In precedenza, con la legge 488 del 19 dicembre 1992, che faceva riferimento
al rapporto tra il capitale proprio investito nell'iniziativa e l'investimento
complessivo, è stato chiarito che il capitale proprio investito
o da investire nell'iniziativa è costituito dagli aumenti del
capitale sociale e/o dai conferimenti dei soci in conto aumento del
capitale stesso, utili prodotti nel corso del programma non distribuiti
o ammortamenti anticipati accantonati in un apposito fondo del patrimonio
netto per tutta la durata del programma.
Si chiede, pertanto, come debba essere interpretata tale affermazione
in relazione all'art. 8 e, in particolare:
- con quali modalità debba essere effettuato l'apporto;
- se l'apporto deve essere in ogni caso effettuato con immissione di
capitale proprio da parte del titolare o dei soci;
- quali sono i tempi entro i quali tale apporto si deve realizzare.
E, infine, qual'è la corretta interpretazione che si deve adottare
nel caso di investimenti che saranno realizzati con leasing?

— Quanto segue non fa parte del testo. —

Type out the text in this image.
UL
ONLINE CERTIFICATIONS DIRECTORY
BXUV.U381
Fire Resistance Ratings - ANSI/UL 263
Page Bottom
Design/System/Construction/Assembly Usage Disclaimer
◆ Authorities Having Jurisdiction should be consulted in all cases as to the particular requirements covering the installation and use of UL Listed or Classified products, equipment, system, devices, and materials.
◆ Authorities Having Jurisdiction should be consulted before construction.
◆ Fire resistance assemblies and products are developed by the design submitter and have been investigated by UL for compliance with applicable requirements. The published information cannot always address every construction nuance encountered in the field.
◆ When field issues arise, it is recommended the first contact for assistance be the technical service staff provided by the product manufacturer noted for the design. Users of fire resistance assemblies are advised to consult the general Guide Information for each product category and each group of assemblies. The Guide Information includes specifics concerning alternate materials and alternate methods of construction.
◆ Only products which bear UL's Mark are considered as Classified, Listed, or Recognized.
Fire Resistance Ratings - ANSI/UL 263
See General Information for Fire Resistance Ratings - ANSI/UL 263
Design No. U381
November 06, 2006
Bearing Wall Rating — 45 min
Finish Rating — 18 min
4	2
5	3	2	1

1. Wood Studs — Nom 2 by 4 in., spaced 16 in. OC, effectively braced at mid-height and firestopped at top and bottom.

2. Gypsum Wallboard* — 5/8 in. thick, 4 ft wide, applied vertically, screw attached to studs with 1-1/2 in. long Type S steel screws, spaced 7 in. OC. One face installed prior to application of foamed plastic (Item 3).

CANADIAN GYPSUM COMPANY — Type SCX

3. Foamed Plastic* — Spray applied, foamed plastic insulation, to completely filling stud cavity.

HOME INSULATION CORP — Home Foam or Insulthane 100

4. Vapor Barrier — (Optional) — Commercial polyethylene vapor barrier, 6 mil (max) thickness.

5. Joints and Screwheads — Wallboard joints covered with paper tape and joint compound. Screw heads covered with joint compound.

Risposta Il riferimento all'apporto minimo del 25 per cento è
contenuto nel modello utilizzato per la notificazione degli aiuti a
finalità regionale, dove la Commissione europea ha specificamente
richiesto (punto 3.2 del questionario) che, nel caso d'investimento
produttivo, fosse obbligatoriamente prevista la clausola in base alla
quale "il beneficiario deve partecipare al finanziamento dell'investimento
ammissibile con un apporto pari - al netto di qualsiasi aiuto - al 25
per cento almeno dell'ammontare dell'investimento stesso".
Tale previsione va interpretata alla luce degli "Orientamenti comunitari
in materia di aiuti di stato a finalità regionale" (Comunicazione
CE n. 98/C74/06) che al paragrafo 4.2 stabiliscono: "Per garantire
che gli investimenti produttivi che beneficiano degli aiuti siano economicamente
redditizi e finanziariamente solidi, l'apporto del beneficiario destinato
al loro finanziamento deve corrispondere almeno al 25 per cento".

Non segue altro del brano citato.